El sombrero del maloUna de las contradicciones más fascinantes a la que nos expone la ficción es nuestra atracción por la figura del villano. Cómo personajes con características deplorables, además de dominar la narración hasta el punto de eclipsar a sus némesis, en muchas ocasiones se convierten en la razón básica por la cuál el lector/espectador se siente atraído por la historia a niveles difíciles de explicar. Más cuando, analizadas racionalmente, esas características que lo convierten en seductor se sentirían deleznables si se presentaran en alguien real. Esa disociación con la que convivimos sin estridencias, origen de situaciones tan curiosas como que personajes públicos de una pretendida moral intachable como Barack Obama afirmen sin rubor que su personaje favorito de una serie como The Wire sea Omar Little, es la base de la cual Chuck Klosterman parte en El sombrero del malo. Un ensayo que explora la figura del villano en la cultura popular, la actualidad mediática y nuestra cotidianidad.

Klosterman, avezado periodista de quien Es Pop ya había publicado Fargo Rock City, planifica El sombrero del malo con ingenio.
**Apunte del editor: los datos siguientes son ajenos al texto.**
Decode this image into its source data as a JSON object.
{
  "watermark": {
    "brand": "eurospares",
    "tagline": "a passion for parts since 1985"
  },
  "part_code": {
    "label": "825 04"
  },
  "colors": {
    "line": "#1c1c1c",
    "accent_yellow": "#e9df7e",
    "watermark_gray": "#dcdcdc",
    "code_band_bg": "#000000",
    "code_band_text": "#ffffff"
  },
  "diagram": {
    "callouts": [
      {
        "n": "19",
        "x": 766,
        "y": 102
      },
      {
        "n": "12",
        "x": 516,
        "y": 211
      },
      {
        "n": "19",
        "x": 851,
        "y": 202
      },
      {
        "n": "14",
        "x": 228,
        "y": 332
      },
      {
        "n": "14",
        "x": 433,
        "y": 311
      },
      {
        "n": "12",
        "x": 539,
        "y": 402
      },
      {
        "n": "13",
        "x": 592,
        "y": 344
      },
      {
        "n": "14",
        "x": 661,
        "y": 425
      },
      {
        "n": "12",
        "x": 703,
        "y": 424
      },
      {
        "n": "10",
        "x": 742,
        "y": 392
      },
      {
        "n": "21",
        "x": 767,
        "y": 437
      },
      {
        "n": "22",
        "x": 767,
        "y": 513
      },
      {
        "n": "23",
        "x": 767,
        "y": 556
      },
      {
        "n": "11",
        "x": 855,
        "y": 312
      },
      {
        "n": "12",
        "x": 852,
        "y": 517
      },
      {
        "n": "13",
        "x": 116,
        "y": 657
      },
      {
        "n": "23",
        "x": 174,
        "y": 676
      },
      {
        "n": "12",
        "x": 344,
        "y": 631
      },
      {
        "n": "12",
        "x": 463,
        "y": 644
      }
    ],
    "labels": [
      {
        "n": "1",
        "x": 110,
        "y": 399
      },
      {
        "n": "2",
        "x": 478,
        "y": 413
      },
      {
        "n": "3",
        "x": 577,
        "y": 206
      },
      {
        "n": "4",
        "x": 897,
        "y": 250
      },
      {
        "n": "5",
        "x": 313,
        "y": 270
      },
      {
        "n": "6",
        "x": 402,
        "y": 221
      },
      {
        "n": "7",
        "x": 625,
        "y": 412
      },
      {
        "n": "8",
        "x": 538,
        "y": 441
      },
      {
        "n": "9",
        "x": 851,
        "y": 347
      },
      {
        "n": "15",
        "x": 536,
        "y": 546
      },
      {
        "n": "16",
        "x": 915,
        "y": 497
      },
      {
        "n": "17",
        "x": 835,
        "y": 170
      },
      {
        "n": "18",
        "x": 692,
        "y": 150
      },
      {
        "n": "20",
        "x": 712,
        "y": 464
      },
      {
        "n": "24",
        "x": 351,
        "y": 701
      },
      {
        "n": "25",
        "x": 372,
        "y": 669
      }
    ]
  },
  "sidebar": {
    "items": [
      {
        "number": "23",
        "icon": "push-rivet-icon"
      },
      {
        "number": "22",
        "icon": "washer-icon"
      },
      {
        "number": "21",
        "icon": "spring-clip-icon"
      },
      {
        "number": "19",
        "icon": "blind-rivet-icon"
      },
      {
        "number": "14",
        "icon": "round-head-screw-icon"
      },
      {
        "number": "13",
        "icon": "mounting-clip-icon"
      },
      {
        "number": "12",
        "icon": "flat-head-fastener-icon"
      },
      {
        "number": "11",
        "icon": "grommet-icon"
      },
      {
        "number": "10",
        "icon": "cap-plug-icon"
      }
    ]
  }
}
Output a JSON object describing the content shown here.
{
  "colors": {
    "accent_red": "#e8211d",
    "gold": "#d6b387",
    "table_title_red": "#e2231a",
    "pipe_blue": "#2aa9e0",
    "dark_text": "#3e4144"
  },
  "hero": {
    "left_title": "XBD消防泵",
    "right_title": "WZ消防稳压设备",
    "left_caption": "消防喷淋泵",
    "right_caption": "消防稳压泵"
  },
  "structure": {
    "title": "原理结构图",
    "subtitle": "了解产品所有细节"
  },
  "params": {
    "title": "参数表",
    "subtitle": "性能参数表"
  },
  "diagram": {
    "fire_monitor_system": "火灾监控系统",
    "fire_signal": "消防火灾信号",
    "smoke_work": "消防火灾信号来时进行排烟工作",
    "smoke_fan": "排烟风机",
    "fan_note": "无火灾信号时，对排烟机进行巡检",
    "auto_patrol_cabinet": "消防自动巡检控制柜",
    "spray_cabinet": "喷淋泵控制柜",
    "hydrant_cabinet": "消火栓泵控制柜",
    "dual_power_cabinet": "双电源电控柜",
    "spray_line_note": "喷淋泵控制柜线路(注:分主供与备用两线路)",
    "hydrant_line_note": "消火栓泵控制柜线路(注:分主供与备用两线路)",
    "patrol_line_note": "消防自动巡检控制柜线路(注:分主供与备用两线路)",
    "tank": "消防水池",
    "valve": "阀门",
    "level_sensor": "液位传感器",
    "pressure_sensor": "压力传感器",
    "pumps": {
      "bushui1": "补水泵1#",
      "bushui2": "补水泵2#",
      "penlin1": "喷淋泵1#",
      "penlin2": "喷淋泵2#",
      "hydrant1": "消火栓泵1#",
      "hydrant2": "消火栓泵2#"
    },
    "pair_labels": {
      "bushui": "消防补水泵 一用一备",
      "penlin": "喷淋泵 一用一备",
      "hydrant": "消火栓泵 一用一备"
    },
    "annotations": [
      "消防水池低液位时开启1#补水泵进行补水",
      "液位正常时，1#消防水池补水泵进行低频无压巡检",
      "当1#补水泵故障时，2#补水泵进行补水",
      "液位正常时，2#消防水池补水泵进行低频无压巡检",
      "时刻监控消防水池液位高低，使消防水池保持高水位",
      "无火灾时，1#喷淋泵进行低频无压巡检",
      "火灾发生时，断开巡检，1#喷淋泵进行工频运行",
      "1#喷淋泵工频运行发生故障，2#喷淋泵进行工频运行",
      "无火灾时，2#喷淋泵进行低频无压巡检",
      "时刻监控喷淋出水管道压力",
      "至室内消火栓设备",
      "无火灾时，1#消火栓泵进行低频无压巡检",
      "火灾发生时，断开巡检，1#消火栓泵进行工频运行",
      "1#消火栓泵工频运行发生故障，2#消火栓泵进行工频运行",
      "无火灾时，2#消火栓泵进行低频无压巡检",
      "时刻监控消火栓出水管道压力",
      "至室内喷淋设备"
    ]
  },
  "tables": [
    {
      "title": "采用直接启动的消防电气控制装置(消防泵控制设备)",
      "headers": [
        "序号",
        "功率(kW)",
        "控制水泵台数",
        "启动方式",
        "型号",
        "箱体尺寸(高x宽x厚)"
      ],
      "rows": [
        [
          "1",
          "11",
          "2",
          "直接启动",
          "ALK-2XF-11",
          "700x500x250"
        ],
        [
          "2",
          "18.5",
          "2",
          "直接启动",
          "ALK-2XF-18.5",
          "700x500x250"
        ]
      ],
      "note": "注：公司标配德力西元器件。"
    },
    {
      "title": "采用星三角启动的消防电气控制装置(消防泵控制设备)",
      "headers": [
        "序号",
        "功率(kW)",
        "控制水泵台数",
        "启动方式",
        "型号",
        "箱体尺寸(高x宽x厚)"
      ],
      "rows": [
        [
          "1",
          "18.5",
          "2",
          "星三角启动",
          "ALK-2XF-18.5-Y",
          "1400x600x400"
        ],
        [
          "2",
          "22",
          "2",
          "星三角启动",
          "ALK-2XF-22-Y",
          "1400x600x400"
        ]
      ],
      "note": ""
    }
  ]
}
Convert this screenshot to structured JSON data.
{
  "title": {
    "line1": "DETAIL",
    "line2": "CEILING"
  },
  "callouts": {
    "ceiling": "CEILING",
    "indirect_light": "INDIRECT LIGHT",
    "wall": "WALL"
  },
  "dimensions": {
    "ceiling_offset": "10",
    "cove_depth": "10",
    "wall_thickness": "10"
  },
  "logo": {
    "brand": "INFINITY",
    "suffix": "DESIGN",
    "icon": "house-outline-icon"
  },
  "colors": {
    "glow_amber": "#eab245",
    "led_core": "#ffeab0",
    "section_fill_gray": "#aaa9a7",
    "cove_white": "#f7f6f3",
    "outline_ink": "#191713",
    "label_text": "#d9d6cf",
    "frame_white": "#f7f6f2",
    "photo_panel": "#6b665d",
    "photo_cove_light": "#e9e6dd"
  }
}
Aborda los temas a tratar desde una docena de ensayos de entre 15 y 20 páginas más o menos estancos, iniciados muchas veces desde una anécdota, una lectura o alguna observación personal. Los acompaña de una breve introducción y una especie de conclusión donde Klosterman toma presencia con, si cabe, mayor hincapié. Expone cómo llegó a interesarse por las ideas guía de este libro y, en un giro inesperado, incluso se sitúa como sujeto de análisis. Es su manera de acercarse a la miseria del ciudadano de a pie, quien alejado de las primeras planas puede comportarse de manera pareja a los que acusa de miserables o aúpa a su propio panteón de villanos personales.